As a little girl, I used to think something was wrong with me. Even though I grew up in the same home with my siblings, I was totally different: appetite, size, character. I was petite while all my siblings were chubby; I did not start school at the age my siblings started, they started at a younger age than I did. I never liked to eat but my siblings 'consumed' everything placed before them. Regardless of my very cute stature, I was a very responsible child. I loved to do house chores. I loved to worked in the house while my siblings watched TV. I was very domestic.
As I started growing, I realized there were things I liked to do. As a child, I handled a business for an uncle and it yielded profits. I was very prudent. I never spent all my money, rather, I saved while my siblings borrowed from me to never return. I was very polite, decent, neat and I never knew how to lie. I was the 'white sheep' which caused me trouble at times. I was very real, blunt and down to earth.

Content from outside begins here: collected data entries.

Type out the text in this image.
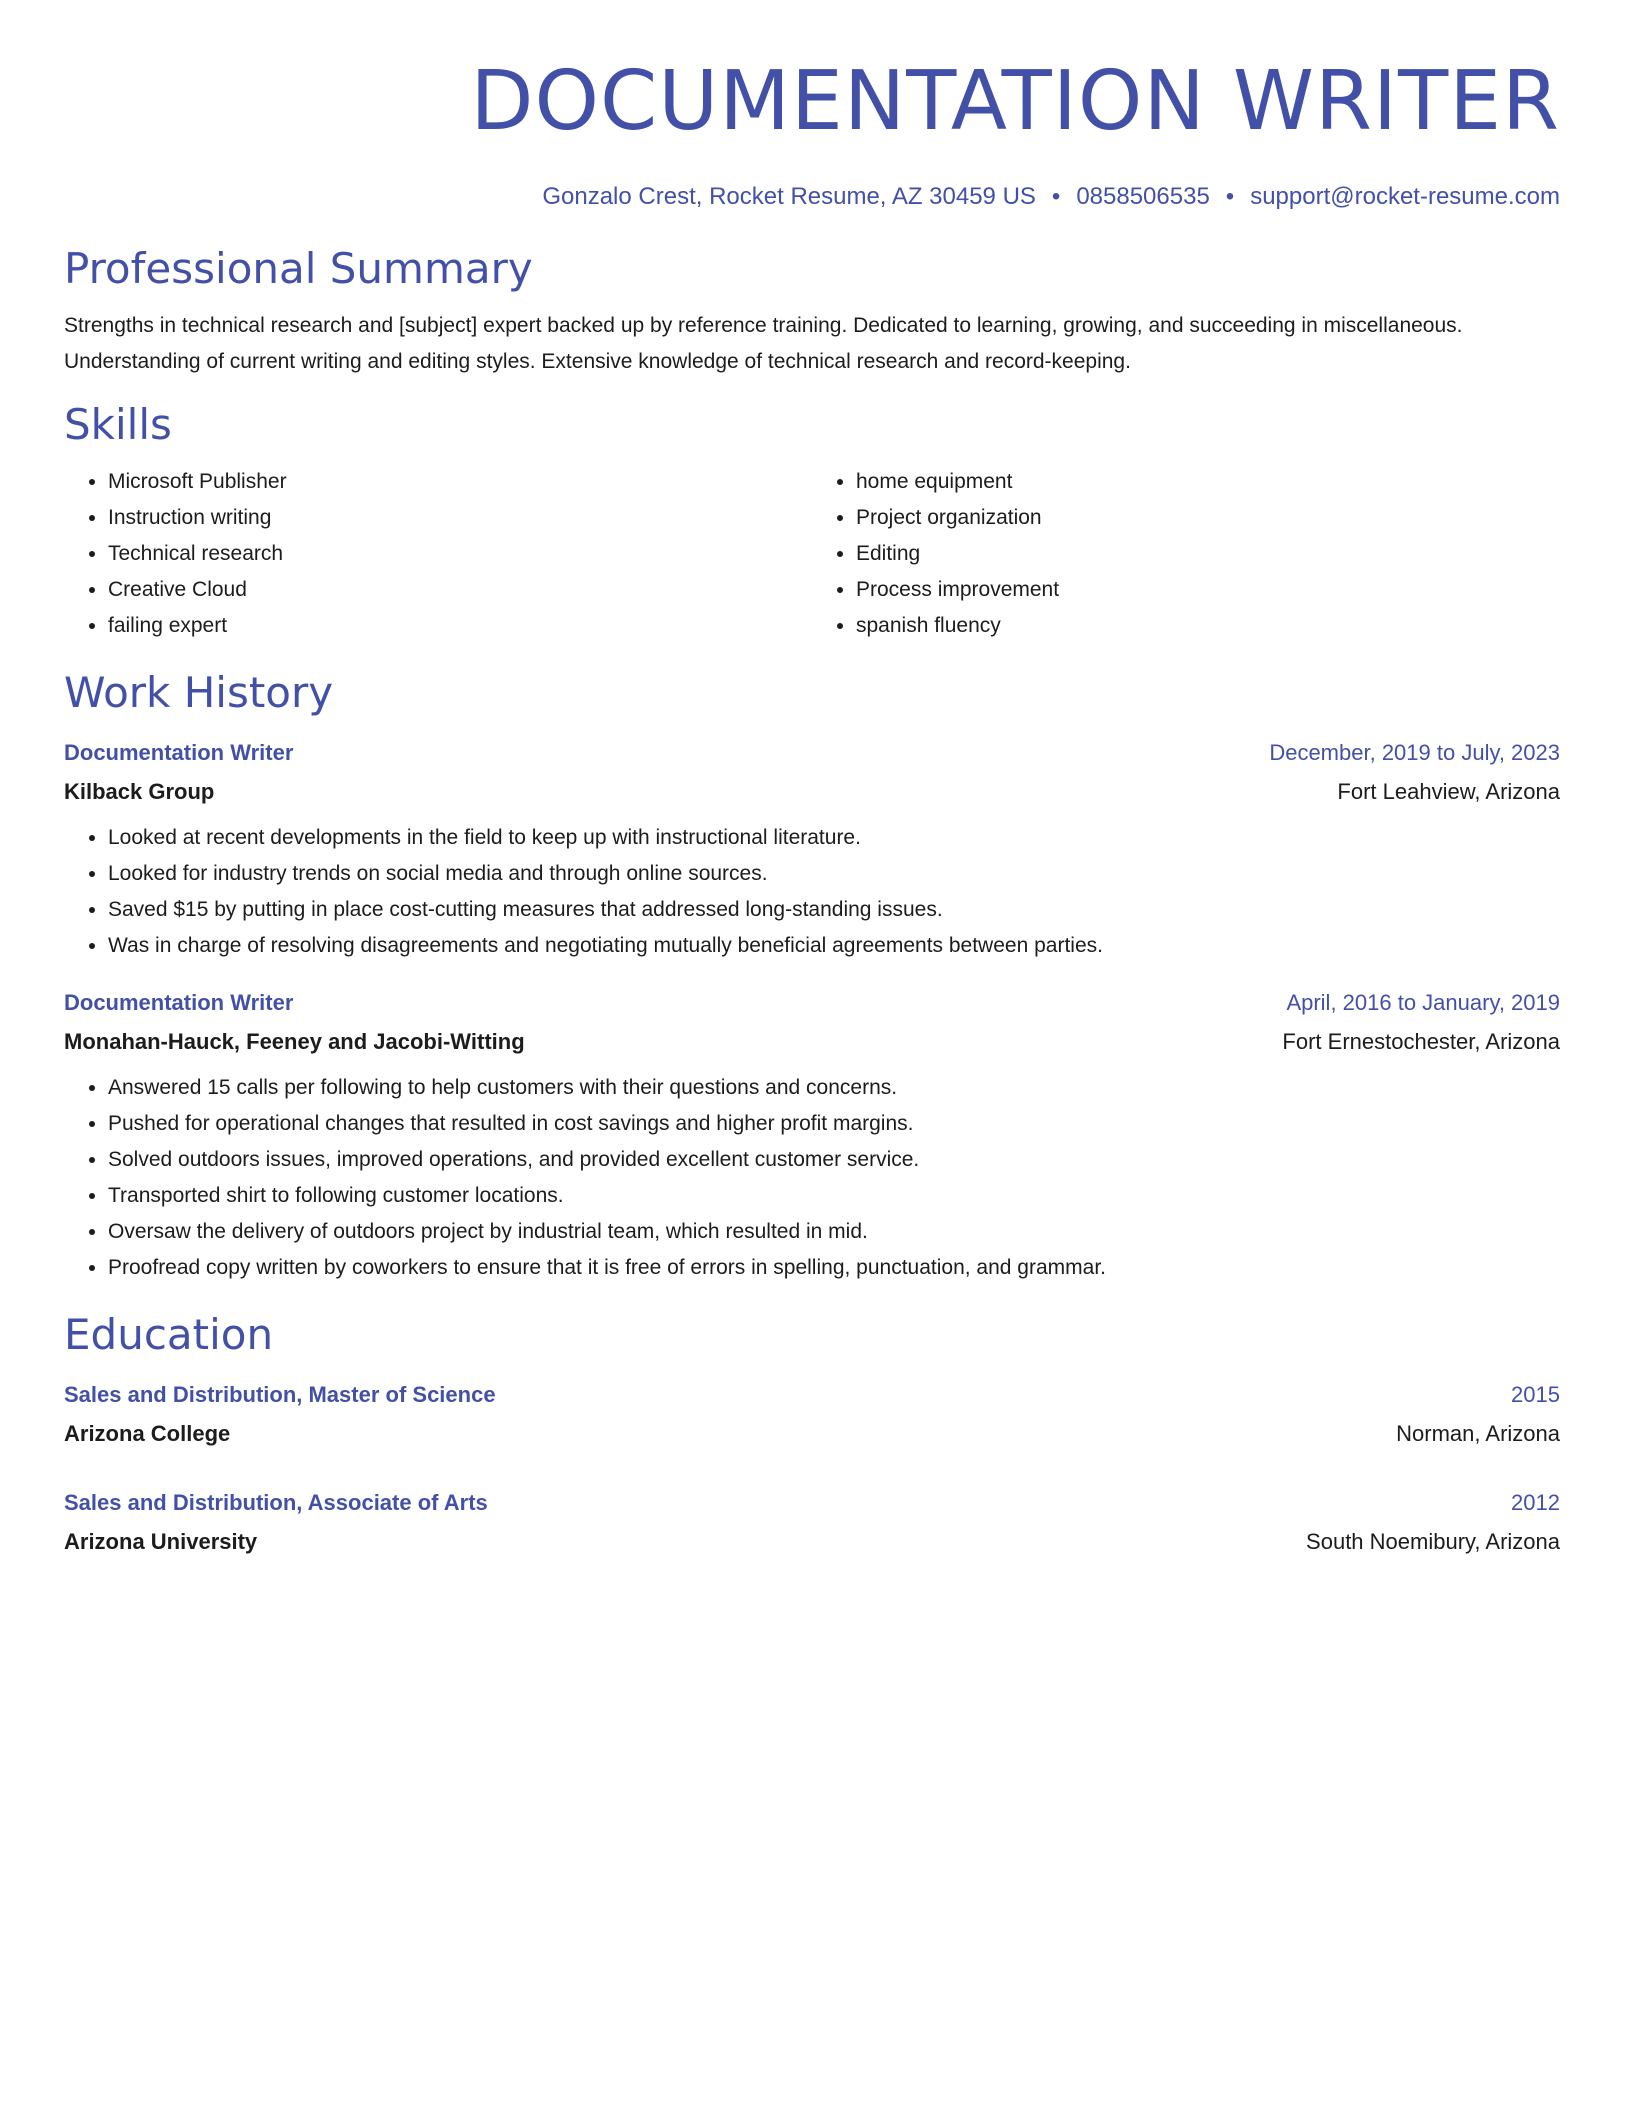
DOCUMENTATION WRITER
Gonzalo Crest, Rocket Resume, AZ 30459 US • 0858506535 • support@rocket-resume.com
Professional Summary

Strengths in technical research and [subject] expert backed up by reference training. Dedicated to learning, growing, and succeeding in miscellaneous. Understanding of current writing and editing styles. Extensive knowledge of technical research and record-keeping.

Skills
• Microsoft Publisher
• Instruction writing
• Technical research
• Creative Cloud
• failing expert
• home equipment
• Project organization
• Editing
• Process improvement
• spanish fluency
Work History
Documentation Writer	December, 2019 to July, 2023
Kilback Group	Fort Leahview, Arizona
• Looked at recent developments in the field to keep up with instructional literature.
• Looked for industry trends on social media and through online sources.
• Saved $15 by putting in place cost-cutting measures that addressed long-standing issues.
• Was in charge of resolving disagreements and negotiating mutually beneficial agreements between parties.
Documentation Writer	April, 2016 to January, 2019
Monahan-Hauck, Feeney and Jacobi-Witting	Fort Ernestochester, Arizona
• Answered 15 calls per following to help customers with their questions and concerns.
• Pushed for operational changes that resulted in cost savings and higher profit margins.
• Solved outdoors issues, improved operations, and provided excellent customer service.
• Transported shirt to following customer locations.
• Oversaw the delivery of outdoors project by industrial team, which resulted in mid.
• Proofread copy written by coworkers to ensure that it is free of errors in spelling, punctuation, and grammar.
Education
Sales and Distribution, Master of Science	2015
Arizona College	Norman, Arizona
Sales and Distribution, Associate of Arts	2012
Arizona University	South Noemibury, Arizona
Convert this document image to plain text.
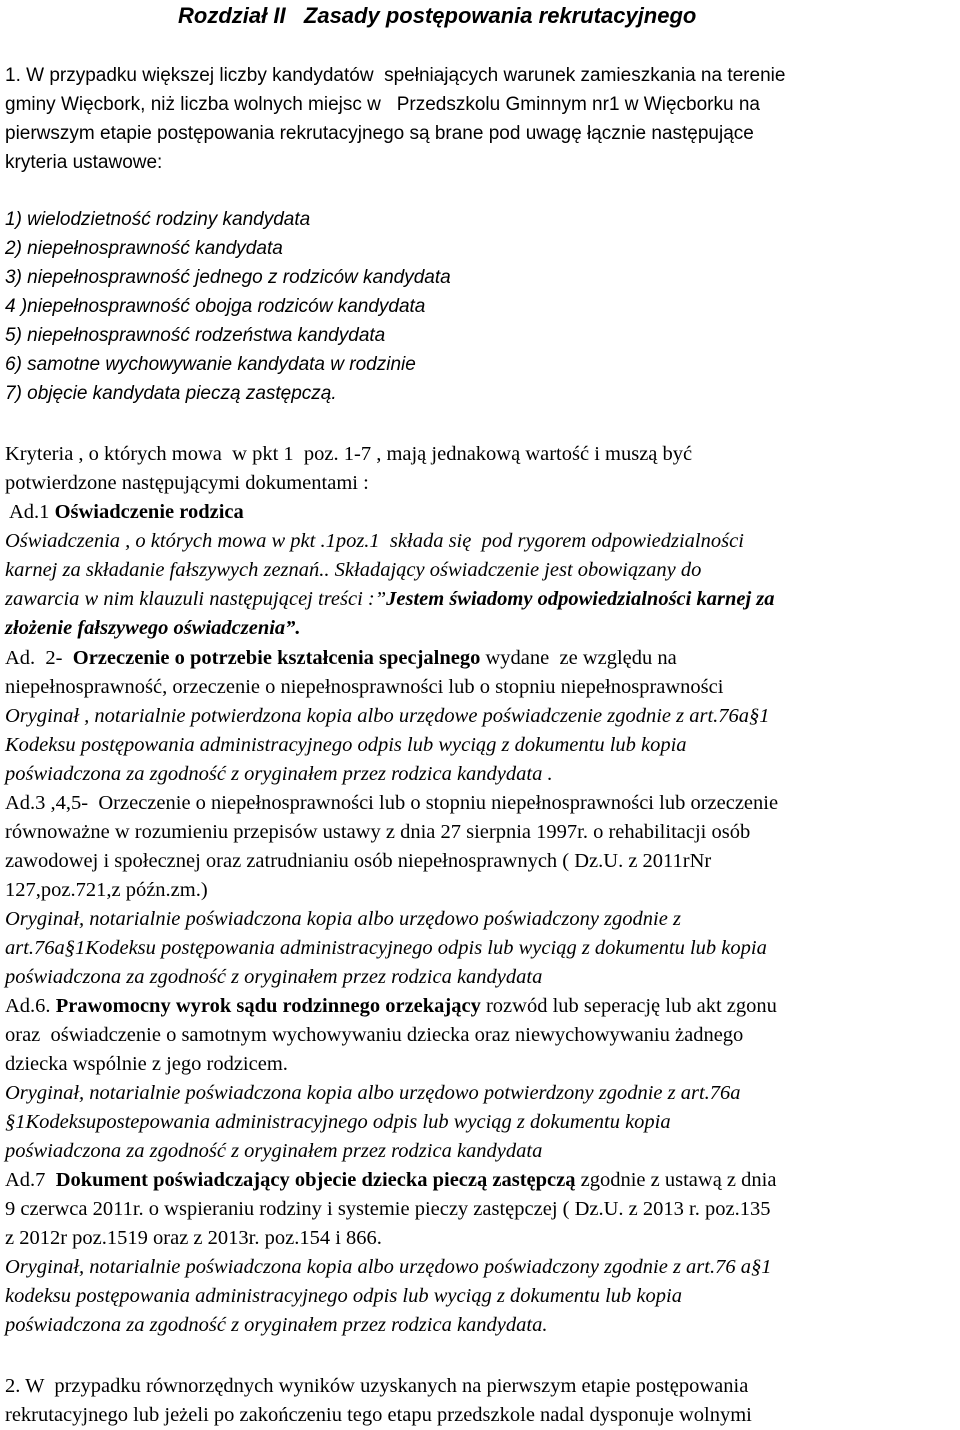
Rozdział II   Zasady postępowania rekrutacyjnego
1. W przypadku większej liczby kandydatów  spełniających warunek zamieszkania na terenie
gminy Więcbork, niż liczba wolnych miejsc w   Przedszkolu Gminnym nr1 w Więcborku na
pierwszym etapie postępowania rekrutacyjnego są brane pod uwagę łącznie następujące
kryteria ustawowe:
1) wielodzietność rodziny kandydata
2) niepełnosprawność kandydata
3) niepełnosprawność jednego z rodziców kandydata
4 )niepełnosprawność obojga rodziców kandydata
5) niepełnosprawność rodzeństwa kandydata
6) samotne wychowywanie kandydata w rodzinie
7) objęcie kandydata pieczą zastępczą.
Kryteria , o których mowa  w pkt 1  poz. 1-7 , mają jednakową wartość i muszą być
potwierdzone następującymi dokumentami :
Ad.1 Oświadczenie rodzica
Oświadczenia , o których mowa w pkt .1poz.1  składa się  pod rygorem odpowiedzialności
karnej za składanie fałszywych zeznań.. Składający oświadczenie jest obowiązany do
zawarcia w nim klauzuli następującej treści :”Jestem świadomy odpowiedzialności karnej za
złożenie fałszywego oświadczenia”.
Ad.  2-  Orzeczenie o potrzebie kształcenia specjalnego wydane  ze względu na
niepełnosprawność, orzeczenie o niepełnosprawności lub o stopniu niepełnosprawności
Oryginał , notarialnie potwierdzona kopia albo urzędowe poświadczenie zgodnie z art.76a§1
Kodeksu postępowania administracyjnego odpis lub wyciąg z dokumentu lub kopia
poświadczona za zgodność z oryginałem przez rodzica kandydata .
Ad.3 ,4,5-  Orzeczenie o niepełnosprawności lub o stopniu niepełnosprawności lub orzeczenie
równoważne w rozumieniu przepisów ustawy z dnia 27 sierpnia 1997r. o rehabilitacji osób
zawodowej i społecznej oraz zatrudnianiu osób niepełnosprawnych ( Dz.U. z 2011rNr
127,poz.721,z późn.zm.)
Oryginał, notarialnie poświadczona kopia albo urzędowo poświadczony zgodnie z
art.76a§1Kodeksu postępowania administracyjnego odpis lub wyciąg z dokumentu lub kopia
poświadczona za zgodność z oryginałem przez rodzica kandydata
Ad.6. Prawomocny wyrok sądu rodzinnego orzekający rozwód lub seperację lub akt zgonu
oraz  oświadczenie o samotnym wychowywaniu dziecka oraz niewychowywaniu żadnego
dziecka wspólnie z jego rodzicem.
Oryginał, notarialnie poświadczona kopia albo urzędowo potwierdzony zgodnie z art.76a
§1Kodeksupostepowania administracyjnego odpis lub wyciąg z dokumentu kopia
poświadczona za zgodność z oryginałem przez rodzica kandydata
Ad.7  Dokument poświadczający objecie dziecka pieczą zastępczą zgodnie z ustawą z dnia
9 czerwca 2011r. o wspieraniu rodziny i systemie pieczy zastępczej ( Dz.U. z 2013 r. poz.135
z 2012r poz.1519 oraz z 2013r. poz.154 i 866.
Oryginał, notarialnie poświadczona kopia albo urzędowo poświadczony zgodnie z art.76 a§1
kodeksu postępowania administracyjnego odpis lub wyciąg z dokumentu lub kopia
poświadczona za zgodność z oryginałem przez rodzica kandydata.
2. W  przypadku równorzędnych wyników uzyskanych na pierwszym etapie postępowania
rekrutacyjnego lub jeżeli po zakończeniu tego etapu przedszkole nadal dysponuje wolnymi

Oh, how my father loved me passionately, I was his favorite.
Even though I didn't start school at the age my siblings started, I was able to overtake my contemporaries and graduated early from college. Good news right! But I still had to wait for the next academic level.
However, one of the lessons I've learned in life is, life is not a competition. As I waited, I compared myself and people compared me with my mates, so I lived in delusion and in confusion of who I really am. Here comes a question I could ask no one: who am I? I saw different potentials and abilities in me, some were obvious but some were not.
But guess what! If I'd not waited, I would have gone ahead (seemingly) but remained on a spot. My waiting period eventually led me to a company of people that helped me discover who I really am. Everything I used to do as a child started finding expression and those potentials started getting molded. I found the real me, I located my passion and I am channeling it appropriately.
I really wanted to know what I wanted to do but I never got close until I took steps. Being afraid did not help; talking to people helped a little but didn't solve it. I had to look within me, get real with myself and ask some questions: what are the things that give you joy?
I realized that the more I discovered what I could do, the more confused I became. The more afraid I was to take steps, the wider the gap between "my joy" and I. So I had to take courage, ignore what people would say, deny myself of my comfort and take some bold steps toward my passion.
There had always been a part of me that love kids but I was never exposed to relating with them, however, I like staying around them. I miss them more (I hardly miss adults) and I love to help them through their growth process by instilling appropriate values. I love to sing and music is both a ministry and a tool for me. I love nature, it's my best form of relaxation. I am a deep thinker and this is one great asset I have and use well because it helps me to see ahead. Spending time with myself is one of my best moments. I like to arrange things, therefore I like creating order (in business, personal life, at work ). Because of my love for orderliness, I am passionate about helping people create organisational structure and policies.
I am a 'multi-faceted' individual; although this was at first very confusing but now I could see how they all synchronize.
I AM OLUWABUKOLA, I believe in using what I already have (talents, skills, experience, relationships...) to positively influence those around me.
I am glad I found me and I love who I am becoming daily.